If you disagree – please provide some specific explanations.

A few more comments inline – but rather than go back-and-forth on each line 
item, it would be far better if you wrote up the details of the RX side 
solution.
Thanx.


From: Tony Li <tony1ath...@gmail.com> On Behalf Of tony...@tony.li
Sent: Tuesday, February 18, 2020 10:43 PM
To: Les Ginsberg (ginsberg) <ginsb...@cisco.com>
Cc: lsr@ietf.org
Subject: Re: [Lsr] Flow Control Discussion for IS-IS Flooding Speed


Les,

Then the LSP transmitter is operating without information from the LSP 
receiver. Additional information from the receiver can help the transmitter 
maintain a more accurate picture of reality and adapt to it more quickly.

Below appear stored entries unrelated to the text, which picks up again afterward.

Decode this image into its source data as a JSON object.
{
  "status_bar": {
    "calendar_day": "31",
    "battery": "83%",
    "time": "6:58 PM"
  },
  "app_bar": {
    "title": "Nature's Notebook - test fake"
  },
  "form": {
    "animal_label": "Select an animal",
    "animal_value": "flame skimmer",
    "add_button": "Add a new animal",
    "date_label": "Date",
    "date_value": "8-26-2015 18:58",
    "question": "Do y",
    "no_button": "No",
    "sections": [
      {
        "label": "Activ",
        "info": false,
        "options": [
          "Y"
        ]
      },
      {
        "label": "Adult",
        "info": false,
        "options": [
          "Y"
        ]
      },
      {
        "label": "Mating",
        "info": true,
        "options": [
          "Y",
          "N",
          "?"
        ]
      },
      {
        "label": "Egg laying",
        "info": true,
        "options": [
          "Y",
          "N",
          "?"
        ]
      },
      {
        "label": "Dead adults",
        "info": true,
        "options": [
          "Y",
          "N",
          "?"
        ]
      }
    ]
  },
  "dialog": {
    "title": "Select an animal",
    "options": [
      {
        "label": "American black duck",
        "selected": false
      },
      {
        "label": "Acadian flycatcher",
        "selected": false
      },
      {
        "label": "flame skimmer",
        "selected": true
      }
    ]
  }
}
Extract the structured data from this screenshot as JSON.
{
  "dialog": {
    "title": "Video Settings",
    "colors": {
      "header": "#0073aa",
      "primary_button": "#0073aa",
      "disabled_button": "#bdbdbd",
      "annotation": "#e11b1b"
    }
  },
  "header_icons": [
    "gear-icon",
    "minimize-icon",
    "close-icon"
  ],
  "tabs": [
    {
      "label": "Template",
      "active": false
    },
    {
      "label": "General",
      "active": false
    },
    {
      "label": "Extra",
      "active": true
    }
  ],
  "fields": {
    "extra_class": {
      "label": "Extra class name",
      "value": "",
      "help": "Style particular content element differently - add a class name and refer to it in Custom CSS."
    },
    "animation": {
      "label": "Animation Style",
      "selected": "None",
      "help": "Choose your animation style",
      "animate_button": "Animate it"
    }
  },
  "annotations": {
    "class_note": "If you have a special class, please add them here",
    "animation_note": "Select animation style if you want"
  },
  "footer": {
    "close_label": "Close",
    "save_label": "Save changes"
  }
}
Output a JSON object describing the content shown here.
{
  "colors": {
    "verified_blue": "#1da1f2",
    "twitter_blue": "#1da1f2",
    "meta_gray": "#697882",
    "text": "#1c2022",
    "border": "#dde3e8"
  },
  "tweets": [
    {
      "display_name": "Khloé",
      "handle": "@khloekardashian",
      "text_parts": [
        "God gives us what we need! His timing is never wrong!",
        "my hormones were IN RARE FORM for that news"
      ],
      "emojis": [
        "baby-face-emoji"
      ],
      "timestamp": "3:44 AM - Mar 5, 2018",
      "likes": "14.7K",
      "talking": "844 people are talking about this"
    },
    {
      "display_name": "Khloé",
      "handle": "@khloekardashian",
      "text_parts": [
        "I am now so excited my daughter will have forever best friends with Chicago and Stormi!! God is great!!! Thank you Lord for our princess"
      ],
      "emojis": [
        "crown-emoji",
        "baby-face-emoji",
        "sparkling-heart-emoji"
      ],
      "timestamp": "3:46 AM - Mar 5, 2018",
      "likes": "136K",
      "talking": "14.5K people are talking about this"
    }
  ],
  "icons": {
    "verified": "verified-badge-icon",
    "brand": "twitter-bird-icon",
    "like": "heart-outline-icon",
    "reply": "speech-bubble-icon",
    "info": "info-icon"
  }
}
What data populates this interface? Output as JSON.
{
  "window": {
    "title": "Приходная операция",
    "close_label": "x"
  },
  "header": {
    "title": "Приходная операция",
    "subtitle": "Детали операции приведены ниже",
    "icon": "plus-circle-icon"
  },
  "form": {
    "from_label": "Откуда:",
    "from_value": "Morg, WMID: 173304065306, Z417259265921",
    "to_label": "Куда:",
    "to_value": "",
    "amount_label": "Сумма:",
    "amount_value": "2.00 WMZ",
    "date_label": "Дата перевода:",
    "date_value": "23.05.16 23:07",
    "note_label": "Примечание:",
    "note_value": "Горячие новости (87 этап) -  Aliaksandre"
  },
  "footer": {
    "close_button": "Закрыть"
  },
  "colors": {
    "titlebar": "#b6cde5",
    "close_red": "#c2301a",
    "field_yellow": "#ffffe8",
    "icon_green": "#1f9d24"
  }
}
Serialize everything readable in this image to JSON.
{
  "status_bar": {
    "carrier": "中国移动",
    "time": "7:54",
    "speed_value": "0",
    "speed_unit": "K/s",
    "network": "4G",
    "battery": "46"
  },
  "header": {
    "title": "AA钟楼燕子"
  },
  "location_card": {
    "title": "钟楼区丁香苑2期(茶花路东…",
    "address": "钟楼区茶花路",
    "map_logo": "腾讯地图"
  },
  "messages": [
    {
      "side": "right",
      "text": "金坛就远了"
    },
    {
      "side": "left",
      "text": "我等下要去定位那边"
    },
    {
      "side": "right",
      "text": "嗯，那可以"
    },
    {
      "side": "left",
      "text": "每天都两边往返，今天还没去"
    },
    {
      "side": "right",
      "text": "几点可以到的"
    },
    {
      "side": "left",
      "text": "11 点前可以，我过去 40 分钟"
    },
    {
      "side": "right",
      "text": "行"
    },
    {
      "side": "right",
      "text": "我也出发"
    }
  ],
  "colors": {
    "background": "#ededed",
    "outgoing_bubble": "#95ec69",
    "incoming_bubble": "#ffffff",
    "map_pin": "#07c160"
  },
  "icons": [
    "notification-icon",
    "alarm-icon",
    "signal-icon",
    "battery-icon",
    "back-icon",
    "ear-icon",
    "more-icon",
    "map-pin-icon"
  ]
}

[Les:] This is your claim – but you have not provided any specifics as to how 
information sent by the receiver would provide better adaptability than a Tx 
based flow control which is based on actual performance.



This is not a claim. This is normally how control loops work. See TCP. When the 
receiver’s window opens, it can tell the transmitter. When the receiver’s 
window closes, it can tell the transmitter. If it only opens a little bit, it 
can tell the transmitter.

[Les2:] TCP != IGP flooding – please see my remarks in my initial posting on 
this thread.


Nor have you addressed how the receiver would dynamically calculate the values 
it would send.


It can look at its input queue and report the current space.  ~”Hi, I’ve got 
buffers available for 20 packets, totalling 20kB.”~

[Les2:] None of the implementations I have worked on (at least 3) work this way.


For me how to do this is not at all obvious given common implementation issues 
such as:


  *   Sharing of a single punt path queue among many incoming 
protocols/incoming interfaces


The receiver gets to decide how much window it wants to provide to each 
transmitter. Some oversubscription is probably a good thing.
[Les2:] That wasn’t my point. Neither of us Is advocating trying to completely 
eliminate retransmissions and/or transient overload.
And since drops are possible, looking at the length of an input queue isn’t 
necessarily going to tell you whether you are indeed overloaded and if so due 
to what interface(s).
Tx side flow control is agnostic to receiver implementation strategy and the 
reasons why LSPs remain unacknowledged..



  *   Single interface independent input queue to IS-IS itself, making it 
difficult to track the contribution of a single interface to the current backlog


It’s not clear that this is problematic.  Again, reporting the window size in 
this queue is helpful.

[Les2:] Sorry, this is exactly the sort of generic statement that doesn’t add 
much. I know you believe this, but you need to explain how this is better than 
simply looking at what remains unacknowledged.


  *   Distributed dataplanes


This should definitely be a non-issue. An implementation should know the data 
path from the interface to the IS-IS process, for all data planes involved, and 
measure accordingly.

[Les2:] Again, you provide no specifics. Measure “what” accordingly? IF I do 
not have a queue dedicated solely to IS-IS packets to be punted (and 
implementations may well use a single queue for multiple protocols) what should 
I measure? How to get that info to the control plane in real time?

If we are to introduce new signaling/protocol extensions there needs to be good 
reason and it must be practical to implement – especially since we have an 
alternate solution which is practical to implement, dynamically responds to 
current state, and does not require any protocol extensions.


If we are to introduce new behaviors, they must be helpful. Estimates that do 
not utilize the available information may be sufficiently erroneous as to be 
harmful (see silly window syndrome).

[Les2:] Again – you try to apply TCP heuristics to IGP flooding. Not at all 
intuitive to me that this applies – I have stated why.